IDPH has cited and fined Allure of Zion after the staff mistakenly administered both a Fentanyl patch and Morphine, sending a resident to the ER due to an opiate overdose from the multiple narcotics.
Nursing home residents are in nursing homes for a reason – either they are unable to care for themselves, or they have chronic diseases or conditions which require ongoing care. Regardless of the reason, it is the job of the nursing staff to provide the care, treatment, and services necessary to keep them as healthy and comfortable as possible and to live out their lives with dignity.
The resident at issue was an 88-year-old female admitted to the nursing facility with diagnoses including chronic back pain related to a spinal fracture.
She had been receiving scheduled pain medications including Fentanyl transdermal patches to help manage her pain.
The resident was seen by an outside pain management consulting physician who prescribed her high doses of Morphine sulfate for additional pain control. However, this consulting physician was unaware that his patient was already receiving scheduled Fentanyl patches for pain management from her primary care physician at the nursing facility.
When the resident returned to the facility after her appointment, a nurse entered the Morphine order into the system using the name of the resident’s primary care physician, rather than the actual prescribing consulting physician. The nurse claimed that she did this because the prescribing physician was an outside doctor and she could not select him on the computer.
Critically in this case, the nurse entering the order for Morphine failed to contact and consult with the resident’s primary care physician, whose name she was using for the prescription. The resident subsequently received 11 doses of Morphine sulfate over a four day period in addition to her regularly scheduled Fentanyl patch changes.
To make matters even worse, once the facility became aware of the error, a nurse practitioner was ordered to immediately remove the resident’s Fentanyl patch but was delayed by 24 hours because she was unable to find it on the resident’s body.

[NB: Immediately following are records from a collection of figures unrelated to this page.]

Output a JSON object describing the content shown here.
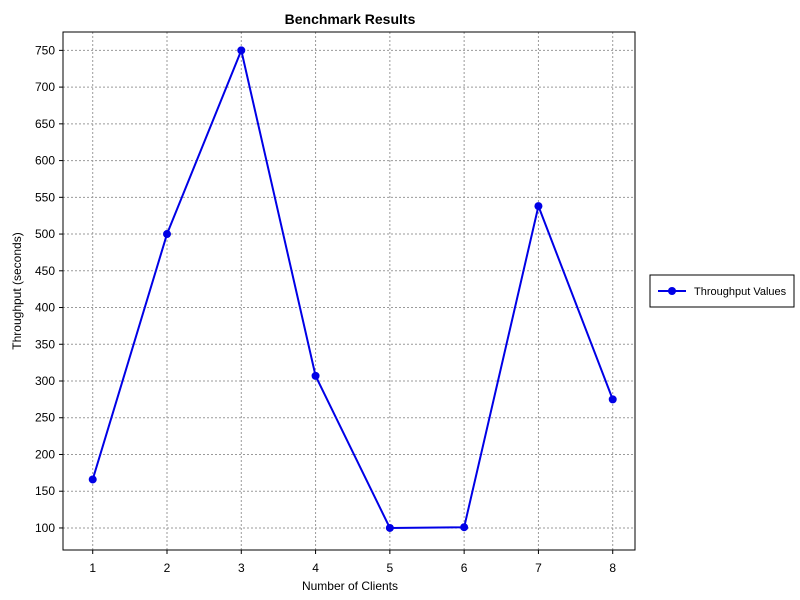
{
  "chart_data": {
    "type": "line",
    "title": "Benchmark Results",
    "xlabel": "Number of Clients",
    "ylabel": "Throughput (seconds)",
    "x": [
      1,
      2,
      3,
      4,
      5,
      6,
      7,
      8
    ],
    "series": [
      {
        "name": "Throughput Values",
        "values": [
          166,
          500,
          750,
          307,
          100,
          101,
          538,
          275
        ],
        "color": "#0000e6"
      }
    ],
    "xlim": [
      0.6,
      8.3
    ],
    "ylim": [
      70,
      775
    ],
    "xticks": [
      1,
      2,
      3,
      4,
      5,
      6,
      7,
      8
    ],
    "yticks": [
      100,
      150,
      200,
      250,
      300,
      350,
      400,
      450,
      500,
      550,
      600,
      650,
      700,
      750
    ],
    "grid": true,
    "legend_position": "right",
    "marker": "circle"
  }
}
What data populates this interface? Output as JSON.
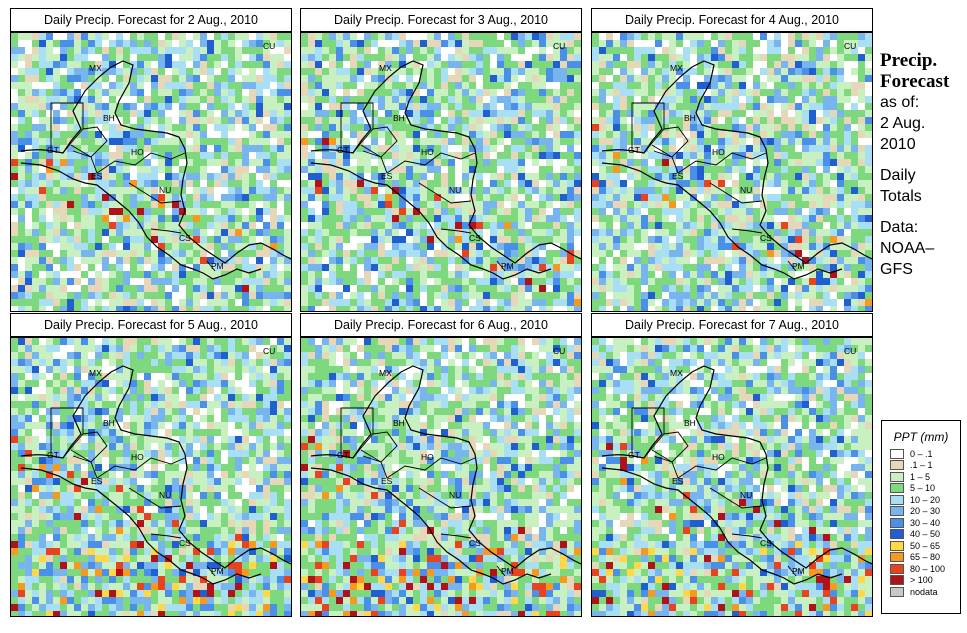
{
  "panels": [
    {
      "title": "Daily Precip. Forecast for  2 Aug., 2010"
    },
    {
      "title": "Daily Precip. Forecast for  3 Aug., 2010"
    },
    {
      "title": "Daily Precip. Forecast for  4 Aug., 2010"
    },
    {
      "title": "Daily Precip. Forecast for  5 Aug., 2010"
    },
    {
      "title": "Daily Precip. Forecast for  6 Aug., 2010"
    },
    {
      "title": "Daily Precip. Forecast for  7 Aug., 2010"
    }
  ],
  "country_labels": [
    "MX",
    "BH",
    "GT",
    "HO",
    "ES",
    "NU",
    "CS",
    "PM",
    "CU"
  ],
  "sidebar": {
    "heading_line1": "Precip.",
    "heading_line2": "Forecast",
    "asof_line1": "as of:",
    "asof_line2": "2 Aug.",
    "asof_line3": "2010",
    "totals_line1": "Daily",
    "totals_line2": "Totals",
    "source_line1": "Data:",
    "source_line2": "NOAA–",
    "source_line3": "GFS"
  },
  "legend": {
    "title": "PPT (mm)",
    "items": [
      {
        "label": "0 – .1",
        "color": "#ffffff"
      },
      {
        "label": ".1 – 1",
        "color": "#e6d7b8"
      },
      {
        "label": "1 – 5",
        "color": "#c8f0c0"
      },
      {
        "label": "5 – 10",
        "color": "#7ed87e"
      },
      {
        "label": "10 – 20",
        "color": "#a9dff5"
      },
      {
        "label": "20 – 30",
        "color": "#78b4ee"
      },
      {
        "label": "30 – 40",
        "color": "#4a8fe8"
      },
      {
        "label": "40 – 50",
        "color": "#1f5fd0"
      },
      {
        "label": "50 – 65",
        "color": "#ffd84a"
      },
      {
        "label": "65 – 80",
        "color": "#f59a1e"
      },
      {
        "label": "80 – 100",
        "color": "#e8431e"
      },
      {
        "label": "> 100",
        "color": "#b0121a"
      },
      {
        "label": "nodata",
        "color": "#c8c8c8"
      }
    ]
  }
}
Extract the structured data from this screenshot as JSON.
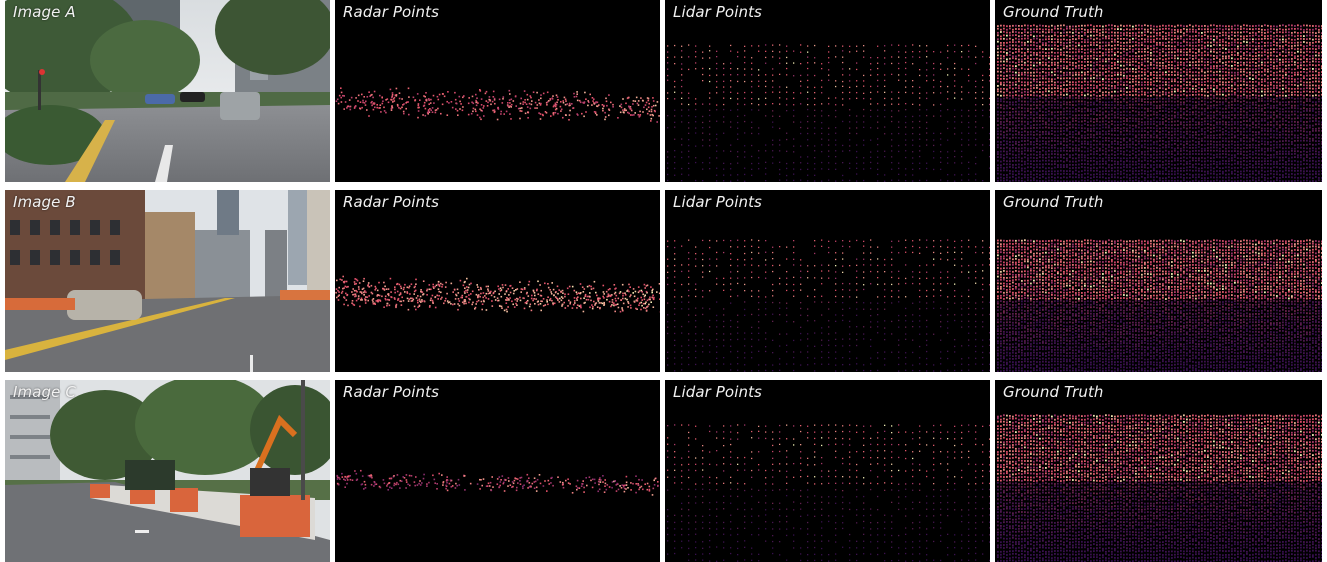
{
  "rows": [
    {
      "image_label": "Image A",
      "radar_label": "Radar Points",
      "lidar_label": "Lidar Points",
      "gt_label": "Ground Truth"
    },
    {
      "image_label": "Image B",
      "radar_label": "Radar Points",
      "lidar_label": "Lidar Points",
      "gt_label": "Ground Truth"
    },
    {
      "image_label": "Image C",
      "radar_label": "Radar Points",
      "lidar_label": "Lidar Points",
      "gt_label": "Ground Truth"
    }
  ],
  "colors": {
    "background": "#000000",
    "separator": "#ffffff",
    "depth_near": "#fcfdbf",
    "depth_mid": "#e8526a",
    "depth_far": "#3b0f70"
  }
}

Ultimately, the resident was found to be severely lethargic and confused and was sent emergently to the hospital where she was diagnosed with acute encephalopathy and suspected opiate overdose from the multiple narcotics.
Even though this resident had chronic back pain that was difficult to control, she was still entitled to get good care at this nursing home – the same as every other resident. This is a woman who was in great pain, and her life was put in danger due to the failures in care at this nursing home.